Closer to home, we will place a strong focus on our neighbourhood region and Africa. This is an important strategic pivot for the EU.
These countries are our nearest neighbours, with strong economic and cultural ties to Europe.
Moreover, they have long-term strategic and economic growth prospects.
We will therefore take every step to enhance our strategic trade and investment relationship, for our mutual benefit.
We do not forget our commitment in other parts of the world.
Particularly the rapidly developing Asia-Pacific region, the source of so much global growth.
We reaffirm our commitment to conclude a series of FTAs with partners in the region, notably with Australia and New Zealand.

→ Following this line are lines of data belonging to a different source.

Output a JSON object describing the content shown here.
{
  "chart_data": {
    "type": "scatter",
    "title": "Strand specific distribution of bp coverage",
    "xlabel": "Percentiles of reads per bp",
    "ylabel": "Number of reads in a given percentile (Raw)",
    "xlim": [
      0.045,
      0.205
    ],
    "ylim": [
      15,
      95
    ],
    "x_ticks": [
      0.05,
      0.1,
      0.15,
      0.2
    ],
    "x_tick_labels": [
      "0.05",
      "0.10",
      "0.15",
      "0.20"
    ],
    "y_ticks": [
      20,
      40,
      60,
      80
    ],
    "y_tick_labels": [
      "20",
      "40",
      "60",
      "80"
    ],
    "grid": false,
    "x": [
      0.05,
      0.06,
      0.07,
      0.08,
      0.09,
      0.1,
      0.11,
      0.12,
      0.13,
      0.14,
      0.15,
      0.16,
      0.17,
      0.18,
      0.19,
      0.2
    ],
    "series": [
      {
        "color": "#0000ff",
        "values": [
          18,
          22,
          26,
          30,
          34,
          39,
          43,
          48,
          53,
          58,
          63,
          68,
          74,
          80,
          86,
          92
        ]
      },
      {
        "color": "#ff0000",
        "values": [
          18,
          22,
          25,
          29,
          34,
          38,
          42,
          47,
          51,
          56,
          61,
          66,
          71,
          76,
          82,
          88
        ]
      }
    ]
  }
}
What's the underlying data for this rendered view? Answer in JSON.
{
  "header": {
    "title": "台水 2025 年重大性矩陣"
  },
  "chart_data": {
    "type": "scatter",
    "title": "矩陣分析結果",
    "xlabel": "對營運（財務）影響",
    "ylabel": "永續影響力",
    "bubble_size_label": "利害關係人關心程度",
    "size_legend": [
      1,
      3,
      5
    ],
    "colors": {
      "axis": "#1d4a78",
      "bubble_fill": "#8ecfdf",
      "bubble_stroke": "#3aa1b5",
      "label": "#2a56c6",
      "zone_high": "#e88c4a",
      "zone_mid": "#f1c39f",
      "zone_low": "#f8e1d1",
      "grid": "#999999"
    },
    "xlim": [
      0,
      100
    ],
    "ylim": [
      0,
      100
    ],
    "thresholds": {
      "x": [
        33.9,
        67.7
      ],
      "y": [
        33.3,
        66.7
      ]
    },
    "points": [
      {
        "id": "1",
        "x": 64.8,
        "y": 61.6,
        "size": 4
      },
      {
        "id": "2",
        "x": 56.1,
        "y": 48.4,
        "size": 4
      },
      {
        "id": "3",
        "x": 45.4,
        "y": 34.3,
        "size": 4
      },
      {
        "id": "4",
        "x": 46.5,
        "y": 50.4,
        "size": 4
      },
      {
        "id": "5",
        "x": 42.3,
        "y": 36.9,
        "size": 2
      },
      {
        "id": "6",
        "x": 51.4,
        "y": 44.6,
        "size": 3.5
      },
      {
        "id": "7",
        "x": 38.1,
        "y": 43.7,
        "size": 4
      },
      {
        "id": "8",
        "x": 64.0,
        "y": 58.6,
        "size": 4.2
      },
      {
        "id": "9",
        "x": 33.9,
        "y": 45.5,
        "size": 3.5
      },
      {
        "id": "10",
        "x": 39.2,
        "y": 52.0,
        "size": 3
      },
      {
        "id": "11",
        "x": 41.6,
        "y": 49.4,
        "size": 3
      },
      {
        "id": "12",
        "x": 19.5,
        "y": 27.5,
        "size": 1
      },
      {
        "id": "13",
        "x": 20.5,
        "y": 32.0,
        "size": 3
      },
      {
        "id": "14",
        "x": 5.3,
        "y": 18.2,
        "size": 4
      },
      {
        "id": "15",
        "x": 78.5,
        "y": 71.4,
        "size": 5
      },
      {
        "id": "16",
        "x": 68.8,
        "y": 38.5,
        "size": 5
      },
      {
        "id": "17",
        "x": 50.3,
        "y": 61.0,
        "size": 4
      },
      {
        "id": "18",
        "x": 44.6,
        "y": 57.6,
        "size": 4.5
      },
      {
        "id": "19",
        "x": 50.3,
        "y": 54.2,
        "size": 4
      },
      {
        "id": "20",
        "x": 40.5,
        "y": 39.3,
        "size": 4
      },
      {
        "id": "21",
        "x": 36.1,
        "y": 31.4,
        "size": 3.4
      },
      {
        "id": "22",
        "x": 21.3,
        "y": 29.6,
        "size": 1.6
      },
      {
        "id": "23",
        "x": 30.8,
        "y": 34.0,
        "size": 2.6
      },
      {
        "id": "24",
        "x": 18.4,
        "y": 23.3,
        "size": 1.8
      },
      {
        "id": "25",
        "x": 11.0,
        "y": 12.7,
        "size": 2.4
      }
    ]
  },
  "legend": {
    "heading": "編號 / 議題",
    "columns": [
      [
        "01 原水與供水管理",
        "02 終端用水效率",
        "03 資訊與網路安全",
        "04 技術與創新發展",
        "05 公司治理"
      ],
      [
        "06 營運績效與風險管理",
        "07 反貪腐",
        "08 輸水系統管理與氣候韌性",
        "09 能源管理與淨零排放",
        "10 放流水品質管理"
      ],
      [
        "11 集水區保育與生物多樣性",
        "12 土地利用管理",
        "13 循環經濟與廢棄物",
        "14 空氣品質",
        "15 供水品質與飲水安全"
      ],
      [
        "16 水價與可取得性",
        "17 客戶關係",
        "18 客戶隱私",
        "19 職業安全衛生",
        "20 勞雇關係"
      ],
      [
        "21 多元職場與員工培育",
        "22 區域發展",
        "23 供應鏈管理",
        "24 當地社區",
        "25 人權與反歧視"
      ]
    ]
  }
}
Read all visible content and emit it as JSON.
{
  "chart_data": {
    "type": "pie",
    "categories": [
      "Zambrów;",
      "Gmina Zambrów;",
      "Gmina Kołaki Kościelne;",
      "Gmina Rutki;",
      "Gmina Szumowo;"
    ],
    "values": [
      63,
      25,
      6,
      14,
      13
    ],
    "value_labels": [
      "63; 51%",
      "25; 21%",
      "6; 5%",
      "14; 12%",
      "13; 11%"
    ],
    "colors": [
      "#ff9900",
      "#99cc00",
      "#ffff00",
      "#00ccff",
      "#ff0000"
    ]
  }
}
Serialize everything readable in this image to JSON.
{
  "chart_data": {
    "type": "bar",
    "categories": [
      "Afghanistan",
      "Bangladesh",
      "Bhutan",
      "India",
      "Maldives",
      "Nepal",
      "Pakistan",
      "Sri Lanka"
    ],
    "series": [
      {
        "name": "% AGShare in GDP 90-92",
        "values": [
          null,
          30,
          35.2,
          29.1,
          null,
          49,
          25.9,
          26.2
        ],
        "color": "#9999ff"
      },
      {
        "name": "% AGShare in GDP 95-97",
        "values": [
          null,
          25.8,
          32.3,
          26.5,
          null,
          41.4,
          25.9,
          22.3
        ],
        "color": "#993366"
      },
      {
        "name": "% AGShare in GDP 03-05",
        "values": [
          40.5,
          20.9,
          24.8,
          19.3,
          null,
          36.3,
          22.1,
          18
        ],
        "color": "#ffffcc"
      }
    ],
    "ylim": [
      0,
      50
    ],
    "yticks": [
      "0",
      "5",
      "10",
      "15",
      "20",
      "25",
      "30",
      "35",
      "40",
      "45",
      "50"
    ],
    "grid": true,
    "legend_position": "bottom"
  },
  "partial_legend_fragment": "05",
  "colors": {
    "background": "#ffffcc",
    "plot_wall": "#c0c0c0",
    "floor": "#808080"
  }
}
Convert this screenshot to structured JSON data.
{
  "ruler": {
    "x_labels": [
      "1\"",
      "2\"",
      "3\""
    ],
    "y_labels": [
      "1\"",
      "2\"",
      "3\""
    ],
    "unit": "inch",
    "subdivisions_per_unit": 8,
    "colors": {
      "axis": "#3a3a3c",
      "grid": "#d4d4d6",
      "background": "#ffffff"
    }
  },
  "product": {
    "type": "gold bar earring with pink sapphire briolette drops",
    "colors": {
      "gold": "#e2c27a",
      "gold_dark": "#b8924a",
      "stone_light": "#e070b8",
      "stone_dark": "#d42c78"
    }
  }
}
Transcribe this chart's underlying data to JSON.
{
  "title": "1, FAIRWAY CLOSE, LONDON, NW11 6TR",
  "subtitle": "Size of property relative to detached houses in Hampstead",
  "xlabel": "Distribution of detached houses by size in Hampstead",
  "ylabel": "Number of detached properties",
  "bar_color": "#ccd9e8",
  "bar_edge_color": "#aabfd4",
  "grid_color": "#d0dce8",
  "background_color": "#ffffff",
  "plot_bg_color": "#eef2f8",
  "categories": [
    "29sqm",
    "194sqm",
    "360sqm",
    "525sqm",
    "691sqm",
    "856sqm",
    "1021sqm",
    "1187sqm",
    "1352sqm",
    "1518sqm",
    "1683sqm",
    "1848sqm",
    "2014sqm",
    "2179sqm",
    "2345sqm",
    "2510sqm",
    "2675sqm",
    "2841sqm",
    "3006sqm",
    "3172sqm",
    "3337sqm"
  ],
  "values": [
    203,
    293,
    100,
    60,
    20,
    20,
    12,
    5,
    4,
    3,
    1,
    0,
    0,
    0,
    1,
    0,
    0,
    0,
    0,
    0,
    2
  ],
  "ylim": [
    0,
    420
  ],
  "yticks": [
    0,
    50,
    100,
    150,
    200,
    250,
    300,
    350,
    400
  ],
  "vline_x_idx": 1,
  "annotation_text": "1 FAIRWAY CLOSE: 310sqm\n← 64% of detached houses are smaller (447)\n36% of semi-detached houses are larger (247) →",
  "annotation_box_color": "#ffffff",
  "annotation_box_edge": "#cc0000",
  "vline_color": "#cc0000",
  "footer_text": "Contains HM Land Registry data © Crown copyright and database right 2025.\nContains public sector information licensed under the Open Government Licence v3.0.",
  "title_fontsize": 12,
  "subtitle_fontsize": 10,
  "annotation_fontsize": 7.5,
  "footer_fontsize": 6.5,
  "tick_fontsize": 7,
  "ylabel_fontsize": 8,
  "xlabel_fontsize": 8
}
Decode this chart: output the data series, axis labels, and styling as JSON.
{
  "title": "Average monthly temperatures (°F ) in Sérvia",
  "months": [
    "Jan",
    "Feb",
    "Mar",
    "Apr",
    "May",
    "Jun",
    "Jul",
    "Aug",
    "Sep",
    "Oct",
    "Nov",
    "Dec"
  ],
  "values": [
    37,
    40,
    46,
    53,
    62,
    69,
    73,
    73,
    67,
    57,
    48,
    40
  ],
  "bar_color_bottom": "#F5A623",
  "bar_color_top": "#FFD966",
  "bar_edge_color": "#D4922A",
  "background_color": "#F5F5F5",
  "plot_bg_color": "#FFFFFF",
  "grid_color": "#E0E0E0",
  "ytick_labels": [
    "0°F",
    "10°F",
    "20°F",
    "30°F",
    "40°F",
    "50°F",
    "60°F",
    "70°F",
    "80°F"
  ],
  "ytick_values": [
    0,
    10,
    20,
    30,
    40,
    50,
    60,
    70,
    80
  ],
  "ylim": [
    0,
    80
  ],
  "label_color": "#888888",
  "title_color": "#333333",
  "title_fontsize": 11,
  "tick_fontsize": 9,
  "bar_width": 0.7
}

And we continue to advance our work in Latin America, where we are working towards ratification of deals with Mercosur and Mexico. We are also committed to conclude the agreement with Chile.
In the case of Mercosur, we are in active talks to enhance cooperation on sustainable development. Implementation of commitments on the Paris Agreement and deforestation are crucial.
Open. Sustainable. Assertive.
Honourable members, the Commission has presented you with a strategy that I hope can deserve your ownership and support.
Open Strategic Autonomy encapsulates all our priorities, because openness and strategic autonomy are not mutually exclusive.
We will work multilaterally whenever we can, but we will act autonomously whenever we must.
This is how Europe will express our leadership in trade policy, at home and abroad.
Thank you very much, and I look forward to hearing your views.